Innovation statt Pessimismus
A-LIST: Welche Plätze in deiner Gegend geben dir momentan Kraft?
Unser Garten, der auf Terrassen angelegt ist und von wo der Blick über die Stadt hinweg ins Gebirge geht. Diese Form des Weitblicks schätze ich derzeit sehr. Ungemein stärkend ist auch meine morgendliche Laufrunde an der Salzach-Au und durch die Hellbrunner-Allee.
A-LIST: Nach dem ersten Schock - wie schätzt du die Lage in deiner Region und deinem Haus ein? Welche Pläne gibt es für die Zukunft?
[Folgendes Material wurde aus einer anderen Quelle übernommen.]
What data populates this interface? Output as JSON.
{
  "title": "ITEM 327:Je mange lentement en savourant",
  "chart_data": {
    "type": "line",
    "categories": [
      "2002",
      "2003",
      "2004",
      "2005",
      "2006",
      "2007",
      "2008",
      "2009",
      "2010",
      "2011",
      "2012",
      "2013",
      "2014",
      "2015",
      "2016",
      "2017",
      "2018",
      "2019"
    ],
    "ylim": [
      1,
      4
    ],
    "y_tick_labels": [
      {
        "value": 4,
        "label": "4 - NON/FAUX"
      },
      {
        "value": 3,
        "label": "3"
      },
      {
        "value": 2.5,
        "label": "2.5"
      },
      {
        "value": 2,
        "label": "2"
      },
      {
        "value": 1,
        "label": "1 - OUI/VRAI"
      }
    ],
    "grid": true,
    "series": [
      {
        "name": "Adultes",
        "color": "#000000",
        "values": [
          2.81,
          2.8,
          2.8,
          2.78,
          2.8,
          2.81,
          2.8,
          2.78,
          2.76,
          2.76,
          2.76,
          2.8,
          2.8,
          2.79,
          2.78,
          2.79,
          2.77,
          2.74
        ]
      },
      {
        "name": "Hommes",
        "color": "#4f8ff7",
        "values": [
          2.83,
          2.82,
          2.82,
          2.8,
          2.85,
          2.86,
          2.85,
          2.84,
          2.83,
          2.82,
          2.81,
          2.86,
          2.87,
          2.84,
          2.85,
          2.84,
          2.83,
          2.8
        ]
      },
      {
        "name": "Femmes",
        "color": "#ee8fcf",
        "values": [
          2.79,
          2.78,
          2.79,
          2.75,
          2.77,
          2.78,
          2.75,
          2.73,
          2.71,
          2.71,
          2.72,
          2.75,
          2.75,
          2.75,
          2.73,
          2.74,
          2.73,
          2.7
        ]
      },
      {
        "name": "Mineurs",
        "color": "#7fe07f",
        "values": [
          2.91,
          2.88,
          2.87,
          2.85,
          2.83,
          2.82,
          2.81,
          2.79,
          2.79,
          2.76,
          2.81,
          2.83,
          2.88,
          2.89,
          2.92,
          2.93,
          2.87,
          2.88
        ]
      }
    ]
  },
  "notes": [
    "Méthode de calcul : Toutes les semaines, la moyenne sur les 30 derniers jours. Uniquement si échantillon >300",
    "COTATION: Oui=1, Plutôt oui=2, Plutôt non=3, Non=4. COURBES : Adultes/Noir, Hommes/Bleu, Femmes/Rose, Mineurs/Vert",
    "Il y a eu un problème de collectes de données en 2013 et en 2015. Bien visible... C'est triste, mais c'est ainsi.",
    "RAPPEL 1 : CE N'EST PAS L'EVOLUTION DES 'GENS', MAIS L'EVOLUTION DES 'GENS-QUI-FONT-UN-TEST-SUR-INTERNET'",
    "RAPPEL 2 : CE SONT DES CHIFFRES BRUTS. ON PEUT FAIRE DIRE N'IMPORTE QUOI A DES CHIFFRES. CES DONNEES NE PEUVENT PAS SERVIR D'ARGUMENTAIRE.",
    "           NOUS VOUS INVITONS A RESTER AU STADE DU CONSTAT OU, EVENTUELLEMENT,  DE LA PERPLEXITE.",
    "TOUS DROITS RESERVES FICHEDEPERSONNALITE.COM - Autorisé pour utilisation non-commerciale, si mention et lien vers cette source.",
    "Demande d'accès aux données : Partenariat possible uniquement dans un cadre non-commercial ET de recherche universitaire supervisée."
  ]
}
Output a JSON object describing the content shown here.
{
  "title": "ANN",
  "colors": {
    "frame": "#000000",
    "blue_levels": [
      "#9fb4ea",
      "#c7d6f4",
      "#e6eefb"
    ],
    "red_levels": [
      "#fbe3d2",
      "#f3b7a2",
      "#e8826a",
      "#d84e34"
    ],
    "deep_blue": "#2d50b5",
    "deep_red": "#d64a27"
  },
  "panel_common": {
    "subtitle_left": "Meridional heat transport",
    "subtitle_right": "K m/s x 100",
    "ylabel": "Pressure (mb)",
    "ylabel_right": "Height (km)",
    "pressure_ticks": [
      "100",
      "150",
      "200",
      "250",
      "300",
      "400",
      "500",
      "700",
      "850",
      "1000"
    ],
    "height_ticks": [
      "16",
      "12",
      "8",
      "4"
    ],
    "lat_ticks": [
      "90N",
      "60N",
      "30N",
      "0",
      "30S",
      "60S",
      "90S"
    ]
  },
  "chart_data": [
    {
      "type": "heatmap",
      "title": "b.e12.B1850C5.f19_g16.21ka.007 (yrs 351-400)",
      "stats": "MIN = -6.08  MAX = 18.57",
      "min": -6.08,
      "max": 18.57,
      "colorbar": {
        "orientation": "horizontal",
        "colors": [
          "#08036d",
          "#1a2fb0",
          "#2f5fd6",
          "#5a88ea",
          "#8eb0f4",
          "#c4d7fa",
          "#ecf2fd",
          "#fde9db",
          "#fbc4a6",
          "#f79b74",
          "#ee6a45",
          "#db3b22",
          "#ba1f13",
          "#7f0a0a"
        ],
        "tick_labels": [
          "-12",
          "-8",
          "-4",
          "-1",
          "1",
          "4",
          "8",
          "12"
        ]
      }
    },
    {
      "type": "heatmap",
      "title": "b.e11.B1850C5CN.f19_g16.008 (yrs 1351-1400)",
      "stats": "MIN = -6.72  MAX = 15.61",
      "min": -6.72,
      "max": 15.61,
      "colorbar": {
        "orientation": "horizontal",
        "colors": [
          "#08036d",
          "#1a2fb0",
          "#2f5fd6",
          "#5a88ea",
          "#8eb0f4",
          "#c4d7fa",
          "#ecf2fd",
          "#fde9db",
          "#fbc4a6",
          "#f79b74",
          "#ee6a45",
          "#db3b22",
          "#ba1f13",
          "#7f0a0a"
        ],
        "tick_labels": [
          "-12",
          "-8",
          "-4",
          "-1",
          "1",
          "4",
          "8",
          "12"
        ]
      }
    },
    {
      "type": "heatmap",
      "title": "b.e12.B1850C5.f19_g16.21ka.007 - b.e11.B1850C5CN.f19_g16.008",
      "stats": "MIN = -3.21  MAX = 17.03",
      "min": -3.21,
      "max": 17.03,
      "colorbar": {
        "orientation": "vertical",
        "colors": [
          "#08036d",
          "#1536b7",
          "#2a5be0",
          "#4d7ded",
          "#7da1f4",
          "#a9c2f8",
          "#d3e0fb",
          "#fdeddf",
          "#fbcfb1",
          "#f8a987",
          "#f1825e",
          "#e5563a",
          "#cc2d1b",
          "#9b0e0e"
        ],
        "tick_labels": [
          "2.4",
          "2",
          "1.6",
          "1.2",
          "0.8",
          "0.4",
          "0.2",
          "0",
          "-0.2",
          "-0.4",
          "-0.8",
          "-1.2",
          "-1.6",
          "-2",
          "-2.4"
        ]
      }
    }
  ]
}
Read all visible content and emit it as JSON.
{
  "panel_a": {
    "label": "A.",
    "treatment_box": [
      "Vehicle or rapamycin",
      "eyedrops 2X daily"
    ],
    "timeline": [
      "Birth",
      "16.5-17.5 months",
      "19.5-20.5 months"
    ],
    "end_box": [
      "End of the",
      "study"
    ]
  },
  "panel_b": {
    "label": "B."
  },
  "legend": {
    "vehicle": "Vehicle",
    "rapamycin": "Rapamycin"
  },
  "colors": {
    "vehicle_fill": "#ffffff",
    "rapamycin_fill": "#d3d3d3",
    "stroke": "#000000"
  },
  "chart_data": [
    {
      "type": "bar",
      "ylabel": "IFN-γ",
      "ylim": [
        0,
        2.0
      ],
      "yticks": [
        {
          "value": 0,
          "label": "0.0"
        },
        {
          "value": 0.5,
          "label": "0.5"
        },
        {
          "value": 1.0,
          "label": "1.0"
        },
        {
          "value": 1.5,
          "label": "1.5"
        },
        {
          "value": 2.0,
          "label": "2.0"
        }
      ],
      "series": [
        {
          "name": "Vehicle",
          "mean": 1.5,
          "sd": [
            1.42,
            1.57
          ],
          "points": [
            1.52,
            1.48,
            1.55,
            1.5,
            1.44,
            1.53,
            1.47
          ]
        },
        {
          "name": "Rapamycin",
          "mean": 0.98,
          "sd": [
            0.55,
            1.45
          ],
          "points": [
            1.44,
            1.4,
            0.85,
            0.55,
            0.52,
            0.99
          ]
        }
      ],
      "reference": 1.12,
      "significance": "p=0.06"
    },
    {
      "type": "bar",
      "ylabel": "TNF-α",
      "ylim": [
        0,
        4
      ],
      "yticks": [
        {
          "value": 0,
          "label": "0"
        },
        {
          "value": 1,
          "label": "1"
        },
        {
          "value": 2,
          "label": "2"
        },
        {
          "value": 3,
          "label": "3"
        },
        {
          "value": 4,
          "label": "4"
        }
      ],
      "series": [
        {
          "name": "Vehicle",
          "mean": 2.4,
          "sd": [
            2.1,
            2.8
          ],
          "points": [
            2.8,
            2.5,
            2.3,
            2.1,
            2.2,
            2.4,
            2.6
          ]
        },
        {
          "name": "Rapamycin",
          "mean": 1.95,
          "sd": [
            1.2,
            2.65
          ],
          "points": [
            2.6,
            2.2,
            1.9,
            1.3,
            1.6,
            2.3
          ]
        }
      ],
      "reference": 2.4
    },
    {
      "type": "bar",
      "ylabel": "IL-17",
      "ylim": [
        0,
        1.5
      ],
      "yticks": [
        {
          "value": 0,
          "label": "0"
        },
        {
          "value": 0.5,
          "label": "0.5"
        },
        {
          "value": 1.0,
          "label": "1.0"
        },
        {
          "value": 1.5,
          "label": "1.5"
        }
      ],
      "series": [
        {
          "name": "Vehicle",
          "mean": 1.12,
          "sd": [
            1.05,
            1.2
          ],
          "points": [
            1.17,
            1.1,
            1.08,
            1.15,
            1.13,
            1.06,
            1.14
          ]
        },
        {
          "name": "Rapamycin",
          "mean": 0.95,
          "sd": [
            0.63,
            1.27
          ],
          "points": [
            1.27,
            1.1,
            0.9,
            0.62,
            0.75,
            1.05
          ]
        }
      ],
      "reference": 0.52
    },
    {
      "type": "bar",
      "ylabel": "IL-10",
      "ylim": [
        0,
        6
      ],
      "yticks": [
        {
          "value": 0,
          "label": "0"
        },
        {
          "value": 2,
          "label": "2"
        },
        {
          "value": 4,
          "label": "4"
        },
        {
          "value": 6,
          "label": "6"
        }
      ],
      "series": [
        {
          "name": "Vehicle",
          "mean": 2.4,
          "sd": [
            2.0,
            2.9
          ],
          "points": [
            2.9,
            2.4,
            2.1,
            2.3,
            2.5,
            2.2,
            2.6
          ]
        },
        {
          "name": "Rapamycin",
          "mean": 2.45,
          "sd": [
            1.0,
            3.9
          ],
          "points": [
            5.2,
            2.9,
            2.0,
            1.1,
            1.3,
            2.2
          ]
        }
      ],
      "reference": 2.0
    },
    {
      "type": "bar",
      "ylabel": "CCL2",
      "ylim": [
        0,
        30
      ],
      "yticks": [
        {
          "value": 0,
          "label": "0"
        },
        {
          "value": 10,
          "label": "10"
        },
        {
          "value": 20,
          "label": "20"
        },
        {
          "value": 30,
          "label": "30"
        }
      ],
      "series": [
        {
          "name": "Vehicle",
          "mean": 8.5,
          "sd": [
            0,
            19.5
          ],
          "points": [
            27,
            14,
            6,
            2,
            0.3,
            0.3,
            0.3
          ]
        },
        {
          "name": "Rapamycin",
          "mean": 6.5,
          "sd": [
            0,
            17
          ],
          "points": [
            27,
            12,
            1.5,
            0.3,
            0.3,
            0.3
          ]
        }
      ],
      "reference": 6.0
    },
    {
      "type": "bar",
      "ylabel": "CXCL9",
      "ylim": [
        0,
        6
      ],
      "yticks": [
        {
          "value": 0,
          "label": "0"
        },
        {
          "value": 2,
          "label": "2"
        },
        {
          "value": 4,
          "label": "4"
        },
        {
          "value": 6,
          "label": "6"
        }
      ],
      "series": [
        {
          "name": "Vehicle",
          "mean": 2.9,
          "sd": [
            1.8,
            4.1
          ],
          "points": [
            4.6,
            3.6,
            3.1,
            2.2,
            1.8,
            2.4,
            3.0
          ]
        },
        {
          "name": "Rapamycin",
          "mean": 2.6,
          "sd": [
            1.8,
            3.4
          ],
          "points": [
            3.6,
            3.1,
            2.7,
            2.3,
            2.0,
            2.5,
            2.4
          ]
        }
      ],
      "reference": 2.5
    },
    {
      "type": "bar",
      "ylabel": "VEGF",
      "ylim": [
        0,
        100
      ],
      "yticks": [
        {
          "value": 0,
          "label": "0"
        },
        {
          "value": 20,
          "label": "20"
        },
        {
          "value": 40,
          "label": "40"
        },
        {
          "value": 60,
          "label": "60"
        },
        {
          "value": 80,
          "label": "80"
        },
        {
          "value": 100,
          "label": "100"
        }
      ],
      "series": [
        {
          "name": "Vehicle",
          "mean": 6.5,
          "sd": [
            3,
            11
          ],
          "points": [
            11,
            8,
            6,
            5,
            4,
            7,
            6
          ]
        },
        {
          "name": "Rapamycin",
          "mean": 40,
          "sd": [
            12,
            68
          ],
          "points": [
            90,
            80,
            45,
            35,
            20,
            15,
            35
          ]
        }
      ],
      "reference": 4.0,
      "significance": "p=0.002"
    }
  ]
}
Wir werden wohl mehr als zwei Drittel unseres geplanten Jahresumsatzes verlieren und rechnen auch für das kommende Jahr mit einer ordentlichen Delle. Eventuell müssen wir einen noch längeren Zeitraum im Blick haben, bis wir wieder an die Erfolge der letzten Jahre anschließen können. Ich neige allerdings nicht zu Pessimismus, deshalb plane ich Renovierungsmaßnahmen, einen neuen Zimmertypus und neue Dienstleistungen. Auch den Außenauftritt denken wir neu. Und ich arbeite intensiv an einer Erweiterung des Kunstkonzepts, das gibt mir gerade richtig gute Energie. Vielleicht setzen wir alles in kleineren Schritten um, aber die Hände in den Schoß zu legen und zu warten, bis das Unglück noch größer wird, ist nicht meine Art des Umgangs mit schwierigen Situationen.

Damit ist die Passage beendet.